We have identified four purine-rich sequences that act as splicing enhancer elements to activate the weak 3′ splice site of α-tropomyosin exon 2. These elements also activate the splicing of heterologous substrates containing weak 3′ splice sites or mutated 5′ splice sites. However, they are unique in that they can activate splicing whether they are placed in an upstream or downstream exon, and the two central elements can function regardless of their position relative to one another.
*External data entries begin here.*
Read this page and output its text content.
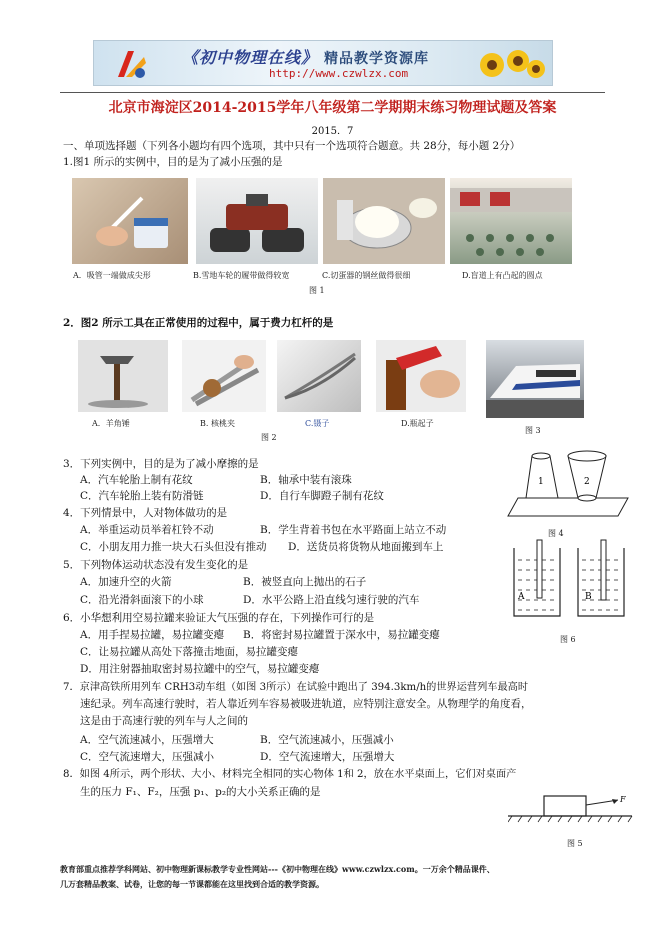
《初中物理在线》 精品教学资源库
http://www.czwlzx.com
北京市海淀区2014-2015学年八年级第二学期期末练习物理试题及答案
2015．7
一、单项选择题（下列各小题均有四个选项，其中只有一个选项符合题意。共 28分，每小题 2分）
1.图1 所示的实例中，目的是为了减小压强的是
A．吸管一端做成尖形	B.雪地车轮的履带做得较宽	C.切蛋器的钢丝做得很细	D.盲道上有凸起的圆点
图 1
2．图2 所示工具在正常使用的过程中，属于费力杠杆的是
A．羊角锤	B. 核桃夹	C.镊子	D.瓶起子
图 2
图 3
3．下列实例中，目的是为了减小摩擦的是
A．汽车轮胎上制有花纹	B．轴承中装有滚珠
C．汽车轮胎上装有防滑链	D．自行车脚蹬子制有花纹
4．下列情景中，人对物体做功的是
A．举重运动员举着杠铃不动	B．学生背着书包在水平路面上站立不动
C．小朋友用力推一块大石头但没有推动 D．送货员将货物从地面搬到车上
5．下列物体运动状态没有发生变化的是
A．加速升空的火箭	B．被竖直向上抛出的石子
C．沿光滑斜面滚下的小球	D．水平公路上沿直线匀速行驶的汽车
6．小华想利用空易拉罐来验证大气压强的存在，下列操作可行的是
A．用手捏易拉罐，易拉罐变瘪 B．将密封易拉罐置于深水中，易拉罐变瘪
C．让易拉罐从高处下落撞击地面，易拉罐变瘪
D．用注射器抽取密封易拉罐中的空气，易拉罐变瘪
7．京津高铁所用列车 CRH3动车组（如图 3所示）在试验中跑出了 394.3km/h的世界运营列车最高时
速纪录。列车高速行驶时，若人靠近列车容易被吸进轨道，应特别注意安全。从物理学的角度看，
这是由于高速行驶的列车与人之间的
A．空气流速减小，压强增大	B．空气流速减小，压强减小
C．空气流速增大，压强减小	D．空气流速增大，压强增大
8．如图 4所示，两个形状、大小、材料完全相同的实心物体 1和 2，放在水平桌面上，它们对桌面产
生的压力 F₁、F₂，压强 p₁、p₂的大小关系正确的是
1	2
图 4
A	B
图 6
F
图 5
教育部重点推荐学科网站、初中物理新课标教学专业性网站---《初中物理在线》www.czwlzx.com。一万余个精品课件、
几万套精品教案、试卷，让您的每一节课都能在这里找到合适的教学资源。
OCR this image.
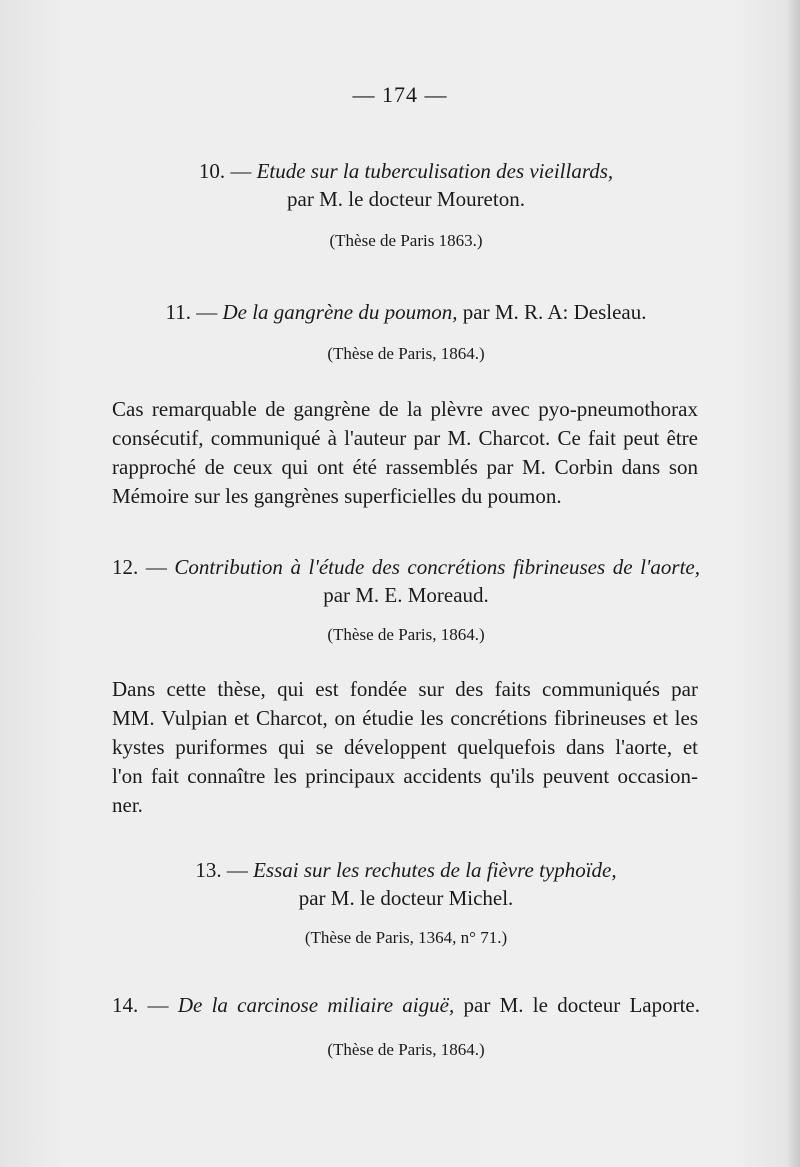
— 174 —
10. — Etude sur la tuberculisation des vieillards,
par M. le docteur Moureton.
(Thèse de Paris 1863.)
11. — De la gangrène du poumon, par M. R. A: Desleau.
(Thèse de Paris, 1864.)
Cas remarquable de gangrène de la plèvre avec pyo-pneumothorax
consécutif, communiqué à l'auteur par M. Charcot. Ce fait peut être
rapproché de ceux qui ont été rassemblés par M. Corbin dans son
Mémoire sur les gangrènes superficielles du poumon.
12. — Contribution à l'étude des concrétions fibrineuses de l'aorte,
par M. E. Moreaud.
(Thèse de Paris, 1864.)
Dans cette thèse, qui est fondée sur des faits communiqués par
MM. Vulpian et Charcot, on étudie les concrétions fibrineuses et les
kystes puriformes qui se développent quelquefois dans l'aorte, et
l'on fait connaître les principaux accidents qu'ils peuvent occasion-
ner.
13. — Essai sur les rechutes de la fièvre typhoïde,
par M. le docteur Michel.
(Thèse de Paris, 1364, n° 71.)
14. — De la carcinose miliaire aiguë, par M. le docteur Laporte.
(Thèse de Paris, 1864.)
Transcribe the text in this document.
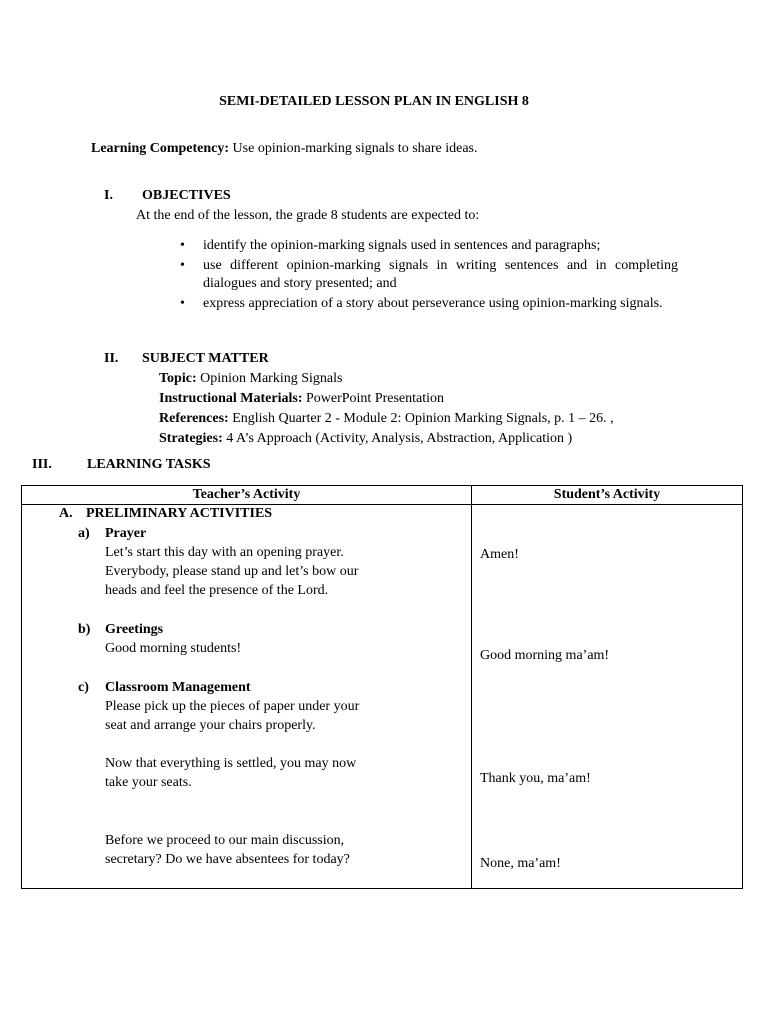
SEMI-DETAILED LESSON PLAN IN ENGLISH 8
Learning Competency: Use opinion-marking signals to share ideas.
I. OBJECTIVES
At the end of the lesson, the grade 8 students are expected to:
• identify the opinion-marking signals used in sentences and paragraphs;
• use different opinion-marking signals in writing sentences and in completing dialogues and story presented; and
• express appreciation of a story about perseverance using opinion-marking signals.
II. SUBJECT MATTER
Topic: Opinion Marking Signals
Instructional Materials: PowerPoint Presentation
References: English Quarter 2 - Module 2: Opinion Marking Signals, p. 1 – 26. ,
Strategies: 4 A’s Approach (Activity, Analysis, Abstraction, Application )
III.	LEARNING TASKS
Teacher’s Activity	Student’s Activity
A. PRELIMINARY ACTIVITIES
a) Prayer
Let’s start this day with an opening prayer.
Everybody, please stand up and let’s bow our
heads and feel the presence of the Lord.
Amen!
b) Greetings
Good morning students!	Good morning ma’am!
c) Classroom Management
Please pick up the pieces of paper under your
seat and arrange your chairs properly.
Now that everything is settled, you may now
take your seats.	Thank you, ma’am!
Before we proceed to our main discussion,
secretary? Do we have absentees for today?	None, ma’am!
The presence of excess RNAs containing these enhancers could effectively inhibit in vitro pre-mRNA splicing reactions in a substrate-dependent manner and, at lower concentrations of competitor RNA, the addition of SR proteins could relieve the inhibition. However, when extracts were depleted by incubation with biotinylated exon 2 RNAs followed by passage over streptavidin agarose, SR proteins were not sufficient to restore splicing. Instead, both SR proteins and fractions containing a 110-kD protein were necessary to rescue splicing. Using gel mobility shift assays, we show that formation of stable enhancer-specific complexes on α-tropomyosin exon 2 requires the presence of both SR proteins and the 110-kD protein. By analogy to the doublesex exon enhancer elements in Drosophila, our results suggest that assembly of mammalian exon enhancer complexes requires both SR and non-SR proteins to activate selection of weak splice sites.